BSC Aschaffenburg-Schweinheim - TSV Rottendorf 0:3 (0:1)

Nach vielen Jahren gelang es den Fußballern des TSV wieder einmal etwas Zählbares aus dem Aschaffenburger Stadtteil mitzunehmen. Mit einem unter dem Strich doch etwas glücklichen und in dieser Höhe unerwarteten Erfolg hält die Lang-Truppe den zweiten Tabellenplatz.

 

Das Match begann gleich mit einem Wachmacher, als Martin Hesselbach kurz nach der Mittellinie (!) einen Ball direkt Richtung BSC-Tor beförderte und der Schweinheimer Keeper das Geschoß nur mit den Fingerspitzen über die Latte lenken konnte. Auch der Rest der Anfangsviertelstunde gehörte dem TSV, der durch Julian Weber und Jannik Fischer zu gefährlichen Abschlüssen kam. Die Gastgeber lauerten hingegen auf Rottendorfer Ballverluste um blitzschnell über den brandgefährlichen Chris Weber zu attackieren, der nie komplett auszuschalten war. In der 18. Minute jedoch schlug der TSV zu. Jannik Fischer konnte auf der linken Bahn nur mit einem Foul gestoppt werden und Freistoßspezialist Nico Schubert zirkelte aus zwanzig Metern das Spielgerät über die Mauer unhaltbar ins linke Eck. Der BSC antwortete mit wütenden Angriffen, verfehlte jedoch mehrmals knapp den Kasten oder wurde im letzten Moment noch abgeblockt. Für den TSV war es in dieser Phase wichtig die enge Führung in die Pause zu retten.

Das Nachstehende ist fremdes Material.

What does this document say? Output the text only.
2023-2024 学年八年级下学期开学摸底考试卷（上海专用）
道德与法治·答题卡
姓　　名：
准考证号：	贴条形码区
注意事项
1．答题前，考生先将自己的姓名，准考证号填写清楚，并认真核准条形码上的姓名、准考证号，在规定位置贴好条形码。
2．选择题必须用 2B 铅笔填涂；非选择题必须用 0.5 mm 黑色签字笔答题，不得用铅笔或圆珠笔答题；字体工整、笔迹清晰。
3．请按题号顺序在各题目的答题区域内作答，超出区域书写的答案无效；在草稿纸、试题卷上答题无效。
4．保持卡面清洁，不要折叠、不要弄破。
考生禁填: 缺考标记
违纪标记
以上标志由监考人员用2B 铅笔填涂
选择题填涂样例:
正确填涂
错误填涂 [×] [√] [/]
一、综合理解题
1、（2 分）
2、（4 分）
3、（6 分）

Wer gedacht hatte dass sich die Rottendorfer in der Halbzeit gesammelt und geordnet hätten sah sich eines Besseren belehrt. Die Aschaffenburger schnürten den TSV in dessen Hälfte ein, scheiterten aber am überragenden Rottendorfer Torhüter Peter Trappschuh oder, wie in der 54. Minute, am Pfosten. Der Ausgleich lag zu diesem Zeitpunkt förmlich in der Luft. Aber es läuft nun einmal für den TSV in diesen ersten Wochen der Saison. Moritz Schubert wurde beim ersten Entlastungsangriff im zweiten Abschnitt nach einem starken Ballgewinn von Jakob Siedler auf der rechten Seite steil geschickt und schlug eine mustergültige Flanke vor das Schweinheimer Tor, wo, wie in Retzbach, Martin Hesselbach am langen Pfosten lauerte. Der Ball flog nur um Zentimeter über den sich umsonst reckenden Innenverteidiger und Hesselbach versenkte die Vorlage mit einem Kopfballtorpedo in den Maschen der Gastgeber. Diese reagierten mit noch mehr Druck, verzweifelten aber an Keeper Trappschuh oder an der nun vielbeinigen Rottendorfer Defensive. Und entsprechend der alten Fußballerweisheit „Wenn du vorne die Dinger nicht reinmachst fängst du dir hinten einen ein!“ schlug der TSV Rottendorf ein drittes Mal eiskalt zu. Der in der 63. Minute für den angeschlagenen Julian Weber eingewechselte Hans Zahn gelangte auf Höhe der Mittellinie an den Ball, drehte sich blitzschnell und spielte einen perfekten „No-look“-Pass durch die Schnittstelle der Schweinheimer Abwehr auf den genau im richtigen Moment durchgestarteten Jannik Fischer, der in hohem Tempo auf das Gehäuse der Gastgeber stürmte und platziert ins kurze Eck abschloss. Nun war der Widerstand der Untermainkicker endgültig gebrochen und zudem verloren die BSCler auch noch einen Spieler wegen wiederholtem Meckern. Der TSV ließ nun das Spielgerät ohne größere Gegenwehr sicher in den eigenen Reihen zirkulieren, blieb aber trotzdem noch gefährlich. So hatten Martin Hesselbach (73.) mit einem noch abgefälschten Schuss an die Latte und Kapitän Julian Wolff (89.) mit einem Volleykracher knapp über den Kasten sogar noch die Gelegenheit das Ergebnis weiter in die Höhe zu schrauben. Das Highlight der Schlussphase gehörte jedoch wieder Teufelskerl Trappschuh, der einen Kopfball aus fünf Metern mit einem unfassbaren Reflex über den Querbalken lenkte. Der Schweinheimer Akteur, der die Hände schon zum Jubel hochgerissen hatte, sank frustriert zu Boden …

Am kommenden Samstag empfängt der TSV Rottendorf um 16 Uhr den TuS Frammersbach, gegen den man in der vergangenen Saison nur einen Punkt holen konnte.